Created attachment 869880 [details] kernel log
For completeness, you might see a few of kernel: WARNING: CPU: 11 PID: 3081 at drivers/acpi/platform_profile.c:74 platform_profile_show+0xa6/0xd0 [platform_profile] during boot in the log in Comment 2. Those have been there since installing TW and are most likely unrelated to this issue (should be another kernel or a fw bug report). But it seemed harmless and I forgot to investigate/report.
Just as a wild guess: Could you boot with amdgpu.mcbp=0?

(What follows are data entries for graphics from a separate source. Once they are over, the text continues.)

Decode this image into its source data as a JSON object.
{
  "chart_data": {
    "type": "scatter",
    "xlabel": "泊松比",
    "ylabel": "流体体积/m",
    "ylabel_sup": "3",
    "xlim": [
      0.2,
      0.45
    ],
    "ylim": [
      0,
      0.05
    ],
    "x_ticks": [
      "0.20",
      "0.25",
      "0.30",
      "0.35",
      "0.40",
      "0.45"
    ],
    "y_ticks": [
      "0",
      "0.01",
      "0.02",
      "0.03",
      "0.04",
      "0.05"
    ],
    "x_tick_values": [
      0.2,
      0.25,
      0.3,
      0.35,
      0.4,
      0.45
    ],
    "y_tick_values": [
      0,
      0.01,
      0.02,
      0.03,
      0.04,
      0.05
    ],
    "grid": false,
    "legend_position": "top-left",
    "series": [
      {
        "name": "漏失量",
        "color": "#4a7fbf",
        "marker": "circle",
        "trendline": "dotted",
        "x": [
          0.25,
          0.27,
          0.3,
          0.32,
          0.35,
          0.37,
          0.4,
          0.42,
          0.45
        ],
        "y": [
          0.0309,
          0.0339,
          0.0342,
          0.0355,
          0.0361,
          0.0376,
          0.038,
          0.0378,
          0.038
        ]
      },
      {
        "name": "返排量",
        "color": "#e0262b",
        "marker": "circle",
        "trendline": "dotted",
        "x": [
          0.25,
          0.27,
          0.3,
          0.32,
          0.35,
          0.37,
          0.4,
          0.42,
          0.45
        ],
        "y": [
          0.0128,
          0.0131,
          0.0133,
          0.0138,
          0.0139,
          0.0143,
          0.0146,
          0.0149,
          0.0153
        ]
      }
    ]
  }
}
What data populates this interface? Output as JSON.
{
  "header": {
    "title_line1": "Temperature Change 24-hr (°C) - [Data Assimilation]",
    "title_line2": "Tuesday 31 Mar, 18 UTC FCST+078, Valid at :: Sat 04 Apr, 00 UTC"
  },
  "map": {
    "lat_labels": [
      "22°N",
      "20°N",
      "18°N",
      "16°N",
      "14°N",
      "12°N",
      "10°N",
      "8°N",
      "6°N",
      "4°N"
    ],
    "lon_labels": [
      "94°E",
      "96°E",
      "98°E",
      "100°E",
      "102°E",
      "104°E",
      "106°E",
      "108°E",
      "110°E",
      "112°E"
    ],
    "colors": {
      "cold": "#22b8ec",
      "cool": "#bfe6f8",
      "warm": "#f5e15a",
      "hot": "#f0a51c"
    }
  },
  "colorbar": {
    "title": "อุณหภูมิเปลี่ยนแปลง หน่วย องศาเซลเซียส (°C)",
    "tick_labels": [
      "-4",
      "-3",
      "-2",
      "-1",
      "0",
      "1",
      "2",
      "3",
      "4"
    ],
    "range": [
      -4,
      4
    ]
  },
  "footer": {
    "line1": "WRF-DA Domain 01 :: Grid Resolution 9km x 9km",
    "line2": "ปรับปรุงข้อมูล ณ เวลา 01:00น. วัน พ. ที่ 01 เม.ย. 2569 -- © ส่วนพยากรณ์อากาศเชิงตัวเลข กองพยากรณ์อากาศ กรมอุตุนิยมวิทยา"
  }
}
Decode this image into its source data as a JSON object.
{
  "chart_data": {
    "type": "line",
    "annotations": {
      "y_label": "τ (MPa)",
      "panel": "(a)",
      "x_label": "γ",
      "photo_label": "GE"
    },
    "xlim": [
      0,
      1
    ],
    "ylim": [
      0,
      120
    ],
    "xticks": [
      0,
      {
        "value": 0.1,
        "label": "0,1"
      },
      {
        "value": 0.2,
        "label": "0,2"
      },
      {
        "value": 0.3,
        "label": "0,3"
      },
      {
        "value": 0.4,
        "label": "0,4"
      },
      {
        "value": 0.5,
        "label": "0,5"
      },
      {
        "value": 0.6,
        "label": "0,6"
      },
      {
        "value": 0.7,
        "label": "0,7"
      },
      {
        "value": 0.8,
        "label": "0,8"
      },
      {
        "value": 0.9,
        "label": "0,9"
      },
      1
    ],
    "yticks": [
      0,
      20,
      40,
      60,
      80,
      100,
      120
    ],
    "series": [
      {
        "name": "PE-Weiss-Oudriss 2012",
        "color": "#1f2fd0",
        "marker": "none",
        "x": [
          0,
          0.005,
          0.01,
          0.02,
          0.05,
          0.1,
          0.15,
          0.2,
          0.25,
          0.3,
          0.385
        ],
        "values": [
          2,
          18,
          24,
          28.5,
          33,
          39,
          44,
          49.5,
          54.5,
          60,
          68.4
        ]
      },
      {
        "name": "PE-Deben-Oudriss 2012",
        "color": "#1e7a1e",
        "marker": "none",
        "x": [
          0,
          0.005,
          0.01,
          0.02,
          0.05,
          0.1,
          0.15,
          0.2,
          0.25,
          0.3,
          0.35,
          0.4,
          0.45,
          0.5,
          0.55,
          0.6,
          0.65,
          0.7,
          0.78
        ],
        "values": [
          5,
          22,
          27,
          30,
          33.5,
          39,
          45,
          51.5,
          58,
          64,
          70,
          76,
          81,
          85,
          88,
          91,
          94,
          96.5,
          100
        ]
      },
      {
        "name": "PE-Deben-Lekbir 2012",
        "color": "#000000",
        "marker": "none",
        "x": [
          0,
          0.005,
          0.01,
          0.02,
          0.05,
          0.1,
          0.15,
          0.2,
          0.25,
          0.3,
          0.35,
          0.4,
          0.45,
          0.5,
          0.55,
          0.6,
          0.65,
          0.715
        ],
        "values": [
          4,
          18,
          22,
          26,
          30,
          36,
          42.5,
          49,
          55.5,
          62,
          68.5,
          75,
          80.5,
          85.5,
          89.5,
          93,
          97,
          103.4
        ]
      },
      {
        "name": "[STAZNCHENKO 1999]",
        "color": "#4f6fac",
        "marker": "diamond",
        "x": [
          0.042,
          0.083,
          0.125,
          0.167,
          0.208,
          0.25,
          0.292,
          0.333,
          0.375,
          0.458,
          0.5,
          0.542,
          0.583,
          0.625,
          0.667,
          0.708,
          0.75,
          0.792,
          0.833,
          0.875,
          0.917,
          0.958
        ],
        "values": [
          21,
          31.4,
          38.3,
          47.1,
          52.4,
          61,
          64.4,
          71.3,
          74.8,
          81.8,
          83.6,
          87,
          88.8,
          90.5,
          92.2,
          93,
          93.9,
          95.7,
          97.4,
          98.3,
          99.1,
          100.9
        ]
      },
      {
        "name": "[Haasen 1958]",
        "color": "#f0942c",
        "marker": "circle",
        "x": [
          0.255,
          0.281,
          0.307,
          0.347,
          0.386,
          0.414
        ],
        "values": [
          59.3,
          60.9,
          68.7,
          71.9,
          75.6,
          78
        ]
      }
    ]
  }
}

No reply from the reporter so far. If amdgpu.mcbp=0 solves the issue, then kernel 6.5.6 has the fix: commit 2c4cc4d787a5f332f2c61f12cdb31e01da386439 Author: Jiadong Zhu <Jiadong.Zhu@amd.com> Date: Wed Jul 26 15:21:48 2023 +0800 drm/amdgpu: set completion status as preempted for the resubmission
(In reply to Frank Krüger from comment #5) > No reply from the reporter so far. If amdgpu.mcbp=0 solves the issue, then > kernel 6.5.6 has the fix: > > commit 2c4cc4d787a5f332f2c61f12cdb31e01da386439 > Author: Jiadong Zhu <Jiadong.Zhu@amd.com> > Date: Wed Jul 26 15:21:48 2023 +0800 > > drm/amdgpu: set completion status as preempted for the resubmission Apologies. This is a workstation and I haven't been able to try it yet. Will try to do after hours today.
Just tried 6.5.6-1-default and it fixed the issue. thanks. closing.